Cash and cash equivalents
Cash at banks and in hand represent cash in hand, bank balances and deposits with terms of less than twelve months. Overdrafts at banks are recognised as part of debts to lending institutions under current liabilities. Cash at banks and in hand is valued at nominal value.
Equity
The group equity consists of the retained earnings which resulted from any positive operating results and consists of the association reserves. The association reserves are at the companies free disposal.
Current liabilities
On initial recognition current liabilities are recognised at fair value. After initial recognition current liabilities are recognised at the amortised cost price, being the amount received taking into account premiums or discounts and minus transaction costs. This is usually the nominal value.

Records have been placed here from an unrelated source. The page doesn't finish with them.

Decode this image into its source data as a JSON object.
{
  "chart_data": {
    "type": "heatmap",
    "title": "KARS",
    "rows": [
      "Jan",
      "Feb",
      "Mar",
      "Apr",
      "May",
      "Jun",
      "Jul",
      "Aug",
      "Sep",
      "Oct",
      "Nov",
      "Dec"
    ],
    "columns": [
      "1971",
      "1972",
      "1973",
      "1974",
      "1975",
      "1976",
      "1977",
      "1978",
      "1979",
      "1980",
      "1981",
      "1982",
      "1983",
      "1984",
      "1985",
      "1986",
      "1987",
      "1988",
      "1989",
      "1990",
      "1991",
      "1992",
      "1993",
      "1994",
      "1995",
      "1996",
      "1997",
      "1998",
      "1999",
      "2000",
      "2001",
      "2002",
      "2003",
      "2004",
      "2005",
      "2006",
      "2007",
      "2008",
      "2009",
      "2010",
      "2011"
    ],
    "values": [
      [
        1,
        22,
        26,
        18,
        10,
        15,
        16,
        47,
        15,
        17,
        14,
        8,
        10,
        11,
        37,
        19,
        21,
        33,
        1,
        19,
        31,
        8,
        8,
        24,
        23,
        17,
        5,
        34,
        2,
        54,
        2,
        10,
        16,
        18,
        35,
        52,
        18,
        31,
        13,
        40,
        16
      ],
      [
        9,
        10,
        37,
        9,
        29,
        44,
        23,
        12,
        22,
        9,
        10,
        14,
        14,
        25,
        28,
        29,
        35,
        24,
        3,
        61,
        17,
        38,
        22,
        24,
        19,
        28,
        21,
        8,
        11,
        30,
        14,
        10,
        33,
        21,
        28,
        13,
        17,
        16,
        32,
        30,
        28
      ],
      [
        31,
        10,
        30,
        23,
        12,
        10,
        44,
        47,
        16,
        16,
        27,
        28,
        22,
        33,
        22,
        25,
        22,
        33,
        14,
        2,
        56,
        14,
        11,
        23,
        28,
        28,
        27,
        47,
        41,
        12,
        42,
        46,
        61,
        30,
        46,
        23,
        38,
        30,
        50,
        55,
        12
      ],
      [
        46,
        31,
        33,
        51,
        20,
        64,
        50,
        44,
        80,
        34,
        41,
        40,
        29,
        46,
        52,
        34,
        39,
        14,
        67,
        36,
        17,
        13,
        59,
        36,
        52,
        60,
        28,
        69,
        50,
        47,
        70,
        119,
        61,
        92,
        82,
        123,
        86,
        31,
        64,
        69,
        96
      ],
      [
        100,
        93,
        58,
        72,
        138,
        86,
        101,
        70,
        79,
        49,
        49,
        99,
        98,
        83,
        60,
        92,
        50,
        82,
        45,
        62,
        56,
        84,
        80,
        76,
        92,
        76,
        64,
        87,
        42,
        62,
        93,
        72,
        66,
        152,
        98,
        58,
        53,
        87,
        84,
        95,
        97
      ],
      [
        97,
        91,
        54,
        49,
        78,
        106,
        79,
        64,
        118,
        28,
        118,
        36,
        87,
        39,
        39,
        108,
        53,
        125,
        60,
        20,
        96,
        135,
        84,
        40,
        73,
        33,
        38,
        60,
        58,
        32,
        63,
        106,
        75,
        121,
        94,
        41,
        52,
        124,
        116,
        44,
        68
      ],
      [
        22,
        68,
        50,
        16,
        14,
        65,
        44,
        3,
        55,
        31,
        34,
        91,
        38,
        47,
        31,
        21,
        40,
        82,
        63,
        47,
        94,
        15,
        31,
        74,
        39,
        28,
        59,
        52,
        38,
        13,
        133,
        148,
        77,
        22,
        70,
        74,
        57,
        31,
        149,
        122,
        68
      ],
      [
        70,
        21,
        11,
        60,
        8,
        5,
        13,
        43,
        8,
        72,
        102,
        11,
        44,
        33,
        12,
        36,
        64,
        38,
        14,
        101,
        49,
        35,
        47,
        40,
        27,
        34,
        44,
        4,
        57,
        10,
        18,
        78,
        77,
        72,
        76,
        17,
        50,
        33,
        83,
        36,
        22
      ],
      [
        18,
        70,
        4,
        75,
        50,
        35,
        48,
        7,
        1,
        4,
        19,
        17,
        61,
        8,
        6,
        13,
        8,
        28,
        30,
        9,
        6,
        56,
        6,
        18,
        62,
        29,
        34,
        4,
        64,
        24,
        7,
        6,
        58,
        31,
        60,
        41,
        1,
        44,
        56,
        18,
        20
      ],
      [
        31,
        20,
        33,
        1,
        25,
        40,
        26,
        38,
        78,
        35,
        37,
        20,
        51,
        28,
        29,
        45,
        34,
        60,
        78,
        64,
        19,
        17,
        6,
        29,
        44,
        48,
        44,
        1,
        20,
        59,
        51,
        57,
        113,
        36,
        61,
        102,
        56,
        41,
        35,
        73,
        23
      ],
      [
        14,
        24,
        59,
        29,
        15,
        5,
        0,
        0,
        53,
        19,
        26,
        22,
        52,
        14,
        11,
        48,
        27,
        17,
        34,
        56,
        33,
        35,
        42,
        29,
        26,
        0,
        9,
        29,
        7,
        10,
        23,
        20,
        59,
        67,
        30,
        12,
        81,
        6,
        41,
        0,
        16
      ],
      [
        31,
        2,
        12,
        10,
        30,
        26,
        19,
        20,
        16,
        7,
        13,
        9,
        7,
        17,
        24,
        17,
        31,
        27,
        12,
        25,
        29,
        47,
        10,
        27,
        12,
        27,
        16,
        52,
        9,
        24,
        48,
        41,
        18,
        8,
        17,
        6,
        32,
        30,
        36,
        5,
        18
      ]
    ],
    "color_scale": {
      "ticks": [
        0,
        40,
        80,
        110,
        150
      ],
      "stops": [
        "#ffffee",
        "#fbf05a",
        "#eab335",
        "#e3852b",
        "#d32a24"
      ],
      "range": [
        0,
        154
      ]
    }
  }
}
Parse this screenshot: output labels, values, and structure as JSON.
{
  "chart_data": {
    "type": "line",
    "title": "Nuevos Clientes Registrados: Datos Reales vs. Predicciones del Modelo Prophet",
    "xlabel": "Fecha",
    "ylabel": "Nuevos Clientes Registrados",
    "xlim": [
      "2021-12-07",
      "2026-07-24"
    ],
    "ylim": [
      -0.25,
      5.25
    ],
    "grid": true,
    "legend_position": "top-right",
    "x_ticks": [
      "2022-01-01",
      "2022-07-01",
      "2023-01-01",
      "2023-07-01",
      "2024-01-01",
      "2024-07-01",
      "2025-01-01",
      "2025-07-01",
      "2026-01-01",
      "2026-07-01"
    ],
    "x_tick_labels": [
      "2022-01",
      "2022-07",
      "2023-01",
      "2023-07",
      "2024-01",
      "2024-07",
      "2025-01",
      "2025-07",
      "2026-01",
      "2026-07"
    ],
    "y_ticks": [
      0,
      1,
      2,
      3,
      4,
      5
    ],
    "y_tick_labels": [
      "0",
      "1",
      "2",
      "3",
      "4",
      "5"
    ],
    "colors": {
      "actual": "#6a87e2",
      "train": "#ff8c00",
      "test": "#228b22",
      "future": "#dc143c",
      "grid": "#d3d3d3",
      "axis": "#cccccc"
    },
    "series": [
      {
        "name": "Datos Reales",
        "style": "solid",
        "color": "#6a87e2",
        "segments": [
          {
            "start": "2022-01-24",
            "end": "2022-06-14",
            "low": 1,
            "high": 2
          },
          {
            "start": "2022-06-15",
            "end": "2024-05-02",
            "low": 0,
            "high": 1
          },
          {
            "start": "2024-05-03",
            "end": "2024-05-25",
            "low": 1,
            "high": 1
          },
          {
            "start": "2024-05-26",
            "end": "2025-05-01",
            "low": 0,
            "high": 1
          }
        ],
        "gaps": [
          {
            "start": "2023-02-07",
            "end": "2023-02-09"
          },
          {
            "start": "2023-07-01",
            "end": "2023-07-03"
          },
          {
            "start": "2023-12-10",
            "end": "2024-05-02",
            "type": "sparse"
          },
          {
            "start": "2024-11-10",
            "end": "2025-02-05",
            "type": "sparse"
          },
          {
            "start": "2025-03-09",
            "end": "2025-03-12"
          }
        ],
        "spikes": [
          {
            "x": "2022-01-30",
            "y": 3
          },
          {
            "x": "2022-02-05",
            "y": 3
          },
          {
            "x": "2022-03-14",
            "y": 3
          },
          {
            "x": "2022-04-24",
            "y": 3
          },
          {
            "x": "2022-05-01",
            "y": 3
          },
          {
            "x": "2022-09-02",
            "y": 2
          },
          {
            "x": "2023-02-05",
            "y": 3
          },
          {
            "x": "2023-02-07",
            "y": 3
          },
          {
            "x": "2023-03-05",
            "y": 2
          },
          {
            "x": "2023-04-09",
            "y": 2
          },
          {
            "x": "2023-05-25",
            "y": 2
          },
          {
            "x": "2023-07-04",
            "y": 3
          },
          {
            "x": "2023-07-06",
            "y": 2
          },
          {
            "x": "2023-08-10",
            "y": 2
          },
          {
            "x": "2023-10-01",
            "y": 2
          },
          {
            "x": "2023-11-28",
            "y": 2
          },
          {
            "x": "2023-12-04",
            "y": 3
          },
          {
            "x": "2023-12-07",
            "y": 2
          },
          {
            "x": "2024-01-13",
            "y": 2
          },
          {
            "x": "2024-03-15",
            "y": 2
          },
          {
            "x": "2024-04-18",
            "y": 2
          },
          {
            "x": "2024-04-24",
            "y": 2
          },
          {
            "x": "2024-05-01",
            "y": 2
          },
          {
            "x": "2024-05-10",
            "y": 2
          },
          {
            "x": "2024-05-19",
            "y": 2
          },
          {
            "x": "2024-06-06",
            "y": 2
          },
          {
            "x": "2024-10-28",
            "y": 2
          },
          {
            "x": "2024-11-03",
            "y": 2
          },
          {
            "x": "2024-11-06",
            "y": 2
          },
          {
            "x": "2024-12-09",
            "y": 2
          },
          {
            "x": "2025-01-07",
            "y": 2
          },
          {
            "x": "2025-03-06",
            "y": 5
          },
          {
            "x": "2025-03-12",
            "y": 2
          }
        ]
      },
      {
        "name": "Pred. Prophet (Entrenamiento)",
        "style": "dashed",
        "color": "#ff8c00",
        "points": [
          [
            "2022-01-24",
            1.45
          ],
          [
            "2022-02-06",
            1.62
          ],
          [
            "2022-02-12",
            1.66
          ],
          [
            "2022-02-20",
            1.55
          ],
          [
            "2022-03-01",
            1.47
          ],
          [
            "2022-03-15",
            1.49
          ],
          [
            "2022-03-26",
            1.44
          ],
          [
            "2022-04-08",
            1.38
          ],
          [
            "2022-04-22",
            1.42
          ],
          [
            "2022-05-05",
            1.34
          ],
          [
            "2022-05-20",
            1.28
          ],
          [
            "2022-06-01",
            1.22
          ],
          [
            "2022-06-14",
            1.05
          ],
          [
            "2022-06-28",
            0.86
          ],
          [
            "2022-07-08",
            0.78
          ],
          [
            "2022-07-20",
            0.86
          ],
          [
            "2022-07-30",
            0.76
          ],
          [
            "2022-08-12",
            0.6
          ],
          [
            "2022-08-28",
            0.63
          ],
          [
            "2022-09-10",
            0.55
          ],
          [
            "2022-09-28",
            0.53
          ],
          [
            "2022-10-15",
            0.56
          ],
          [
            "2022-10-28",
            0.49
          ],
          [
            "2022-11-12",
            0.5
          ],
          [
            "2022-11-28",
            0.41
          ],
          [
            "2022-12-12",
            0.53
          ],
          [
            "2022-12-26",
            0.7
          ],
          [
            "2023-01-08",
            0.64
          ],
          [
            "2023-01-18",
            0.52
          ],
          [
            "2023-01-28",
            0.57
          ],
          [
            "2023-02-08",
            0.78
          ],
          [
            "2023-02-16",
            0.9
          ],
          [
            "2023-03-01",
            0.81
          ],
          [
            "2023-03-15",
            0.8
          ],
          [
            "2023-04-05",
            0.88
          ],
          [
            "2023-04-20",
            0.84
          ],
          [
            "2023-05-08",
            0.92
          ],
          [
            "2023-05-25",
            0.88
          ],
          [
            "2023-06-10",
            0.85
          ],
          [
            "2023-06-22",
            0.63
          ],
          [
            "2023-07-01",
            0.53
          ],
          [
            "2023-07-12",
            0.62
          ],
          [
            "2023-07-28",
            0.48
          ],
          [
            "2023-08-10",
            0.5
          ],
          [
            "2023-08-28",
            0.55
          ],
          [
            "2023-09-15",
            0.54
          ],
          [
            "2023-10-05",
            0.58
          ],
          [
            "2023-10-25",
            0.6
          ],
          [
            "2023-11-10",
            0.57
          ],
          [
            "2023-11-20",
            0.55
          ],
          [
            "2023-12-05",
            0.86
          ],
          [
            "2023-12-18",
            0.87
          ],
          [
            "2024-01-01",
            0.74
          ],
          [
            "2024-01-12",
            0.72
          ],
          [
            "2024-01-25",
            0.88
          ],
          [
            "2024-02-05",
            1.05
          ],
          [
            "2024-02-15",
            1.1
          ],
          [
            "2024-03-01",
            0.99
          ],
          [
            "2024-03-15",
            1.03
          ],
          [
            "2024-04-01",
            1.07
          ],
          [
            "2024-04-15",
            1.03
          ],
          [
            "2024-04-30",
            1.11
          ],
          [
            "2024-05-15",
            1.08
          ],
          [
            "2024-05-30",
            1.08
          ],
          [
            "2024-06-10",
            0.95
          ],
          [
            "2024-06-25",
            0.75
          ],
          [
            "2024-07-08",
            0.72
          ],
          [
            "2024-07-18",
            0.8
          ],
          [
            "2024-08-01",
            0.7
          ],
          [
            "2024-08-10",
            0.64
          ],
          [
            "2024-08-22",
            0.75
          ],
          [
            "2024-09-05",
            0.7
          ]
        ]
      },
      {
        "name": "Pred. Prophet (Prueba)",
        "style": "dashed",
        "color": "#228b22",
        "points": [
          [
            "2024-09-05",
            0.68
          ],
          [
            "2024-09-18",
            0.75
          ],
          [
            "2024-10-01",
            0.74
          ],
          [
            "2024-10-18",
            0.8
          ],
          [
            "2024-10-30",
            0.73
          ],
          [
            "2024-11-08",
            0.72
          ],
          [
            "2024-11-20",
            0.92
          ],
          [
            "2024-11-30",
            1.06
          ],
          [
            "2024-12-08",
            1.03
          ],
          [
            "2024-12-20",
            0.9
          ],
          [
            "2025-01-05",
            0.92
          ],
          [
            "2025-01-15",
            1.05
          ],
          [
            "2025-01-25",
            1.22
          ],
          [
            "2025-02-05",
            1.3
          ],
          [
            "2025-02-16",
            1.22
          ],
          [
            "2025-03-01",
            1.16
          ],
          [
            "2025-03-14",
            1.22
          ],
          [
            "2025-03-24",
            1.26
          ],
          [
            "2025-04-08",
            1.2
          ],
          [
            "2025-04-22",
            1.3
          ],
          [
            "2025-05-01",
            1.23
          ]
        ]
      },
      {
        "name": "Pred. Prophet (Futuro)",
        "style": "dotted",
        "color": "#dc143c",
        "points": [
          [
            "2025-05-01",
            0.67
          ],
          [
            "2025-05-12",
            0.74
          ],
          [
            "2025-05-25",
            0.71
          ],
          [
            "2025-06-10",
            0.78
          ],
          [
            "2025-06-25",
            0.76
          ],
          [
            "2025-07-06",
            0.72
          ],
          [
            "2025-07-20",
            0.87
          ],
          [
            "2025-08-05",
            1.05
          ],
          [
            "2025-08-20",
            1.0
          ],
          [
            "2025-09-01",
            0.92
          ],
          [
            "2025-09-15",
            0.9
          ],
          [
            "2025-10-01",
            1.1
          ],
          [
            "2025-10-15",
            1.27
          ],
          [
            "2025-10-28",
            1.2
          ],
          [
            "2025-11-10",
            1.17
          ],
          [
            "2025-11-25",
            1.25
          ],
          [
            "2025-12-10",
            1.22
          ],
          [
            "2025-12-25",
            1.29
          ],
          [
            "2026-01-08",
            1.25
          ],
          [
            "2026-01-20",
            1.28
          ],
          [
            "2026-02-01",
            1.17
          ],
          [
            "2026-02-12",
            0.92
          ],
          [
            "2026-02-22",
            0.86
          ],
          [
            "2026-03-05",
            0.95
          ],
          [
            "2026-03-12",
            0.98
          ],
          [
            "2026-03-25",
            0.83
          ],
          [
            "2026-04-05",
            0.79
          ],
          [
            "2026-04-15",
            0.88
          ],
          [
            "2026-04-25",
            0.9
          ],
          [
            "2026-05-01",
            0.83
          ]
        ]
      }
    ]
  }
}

Accounting policies for the income statement
Accounting principles for determining the result
The result is the difference between the realisable value of the goods/services provided and the costs and other charges during the year. The results on transactions are recognised in the year in which they are realised.
Revenue recognition
Net turnover compromises the income from the supply of goods and services after deduction of discounts and such like and of taxes levied on the turnover.
Pension costs
European Association for Investors in Non Listed Real Estate Vehicles (INREV) applies the liability approach to account for all pension schemes. The premium payable during the reporting year is recorded as an expense. The contributions are recorded as personnel costs from the date that they become payable. Prepaid contributions are reported as accrual if this results in a repayment or a reduction in future payments. Contributions that are not yet paid are included as a liability in the balance sheet.
Income tax expense
Tax on the result is calculated based on the result before tax in the statement of INREV Services B.V., taking into account of the losses available for set-off from previous financial years and exempt profit components and after the addition of non-deductible costs. Due account is also taken of changes which occur in the deferred tax assets and deferred tax liabilities in respect of changes in the applicable tax rate. INREV, the association, has no corporate income tax obligations.